VALENTINA BIANCO Chiunque può e deve sentirsi come Alessandro Zanardi perché la libertà è un diritto di tutti, anche senza essere famosi come lui. Mi spiego meglio con un esempio: in luglio, quando faceva molto caldo, io e mia figlia Matilde, 17 anni, abbiamo deciso di trascorrere una breve vacanza in Sardegna. Sembrava tutto facile e conveniente: voli economici, orari perfetti, proposte allettanti, pandemia lontana. Ma al momento di prenotare ho sbattuto il muso contro le solite difficoltà: accessibilità di spiagge e alberghi, trasporti, barriere. Su internet c’era scritto tutto sui cani e i gatti, ma non una parola sulle persone con disabilità. Eccoci di nuovo, mi sono detta. Per questo dico grazie Alex, ma a tutti gli altri mille sconosciuti come me dico di non mollare perchè i diritti negati sono ancora tanti, troppi”.

 CARLOTTA DAMIANI Esistono i superuomini ed esistiamo noi. La condivisione di una condizione sfuma agli occhi esterni, quattro ruote come denominatore comune, nulla più. Avanti la storia più che l’uomo, e che sia eroica, e che sia immortale, forgiata dalla narrazione altrui, anche se spesso distonica con le parole del protagonista stesso. Alex Zanardi ne è forse l’esempio più brillante. Era davvero necessario un altro inciampo, se non l’ipotesi d’un errore affinché gli riservassero la facoltà di essere troppo umano? Che la sua storia diventi questo, ora, un esempio di rinascita e fallimento, che è forse il binomio più autentico e bello che può descrivere la disabilità. Ma questo, l’uomo che crea il superuomo non lo vuole sapere.

 GABRIELLA FERMANTI “La vita è come un giardino con tanti fiori. Ci sono quelli colorati e appariscenti ma anche la piccola fogliolina che nessuno vede. Eppure anche lei è indispensabile per l’equilibrio della natura. Zanardi è una testimonianza di vita eccezionale perché ha dimostrato come una persona, grazie alla tenacia e alla costanza, possa risalire dal pozzo più nero. Nel mio piccolo mi alzo alle sei e mezzo della mattina per aiutare i miei figli a tirar su tre nipotini, tutti maschi. Hanno un anno mezzo, quattro e cinque anni. Arrivano alle otto e mezza del mattino e appena entrano in casa sciamano nelle stanze cercando me ed Enrico, tempestandoci di tanti perché e inondando la nostra casa di gioia. È un impegno quotidiano, che dura fino a sera, quando, stanchi ma contenti, andiamo a riposare per essere pronti ad accoglierli l’indomani. È questa la nostra sfida, la nostra corsa, la nostra medaglia più bella”.

 ALDO ORLANDI “Alex ha insegnato a reagire pensando a quello che poteva ancora fare e non a quello che aveva perduto.
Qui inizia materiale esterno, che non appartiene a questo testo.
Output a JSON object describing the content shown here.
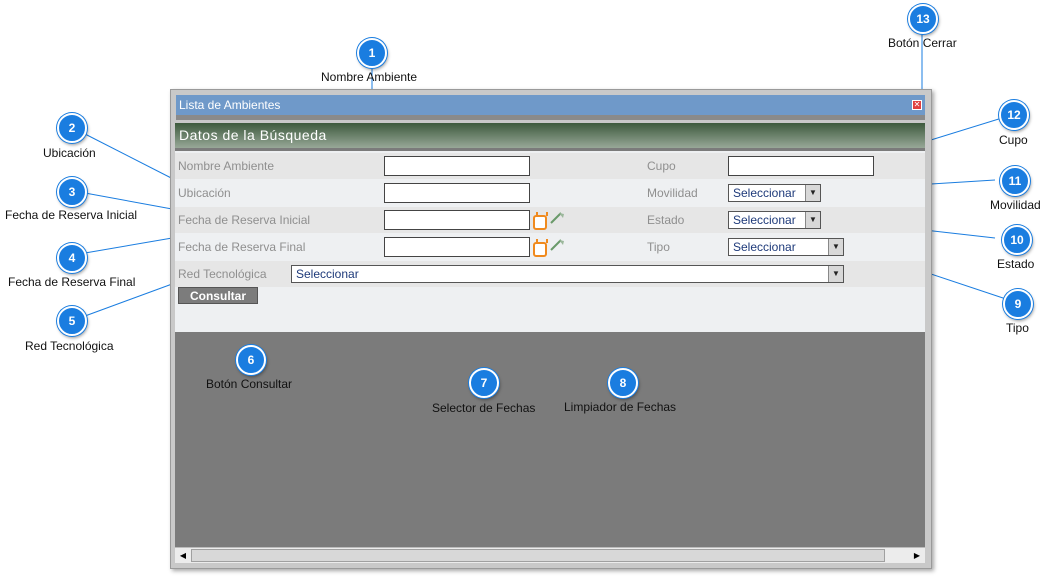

Ma non lo ha fatto da solo. Un grande merito va a chi gli è stato vicino, la moglie, il figlio, la famiglia. Il suo incidente e il successivo coma mi hanno fatto rivivere il lungo periodo seguito alla mia caduta in bici. Per un mese, dopo due di coma profondo, sono stato sveglio e cosciente ma non in grado di parlare e mangiare spontaneamente. È stato un periodo terribile, pieno di incubi, che ancor oggi riaffiorano, di tanto in tanto. Non vorrei rivivere un’esperienza simile e se penso a un altro grande campione come Michael Schumacher non credo sia giusto trascorrere il resto della vita accudito da infermieri e macchinari, privato della capacità di pensare, comunicare ed organizzare la propria vita. E, pur se con infinita tristezza, penso in cuor mio che non abbia senso proseguire in quelle condizioni

 GIUSEPPE STEFANONI “È molto bello che il nostro Papa abbia espresso in una lettera la sua ammirazione verso Alex Zanardi definendolo protagonista del valore della ripartenza attraverso lo sport, che permette di trasmettere a tutti coloro che sono nel buio della disperazione, quando tutto sembra essere perduto, persino quando si sta per soccombere sotto il peso degli errori commessi, una seconda possibilità. È un pensiero per Zanardi ma anche per chi ha subito una lesione midollare e si trova ad affrontare una nuova vita che, nonostante una gravissima menomazione, può essere vissuta pienamente come ha fatto lui. Esempi positivi ce ne sono moltissimi e non solo tra i campioni sportivi, ma anche fra coloro che conducono una vita normale che non fa notizia, impegnandosi in famiglia o sul lavoro oppure in società. L’ammirazione di Papa Francesco va sicuramente anche a loro”.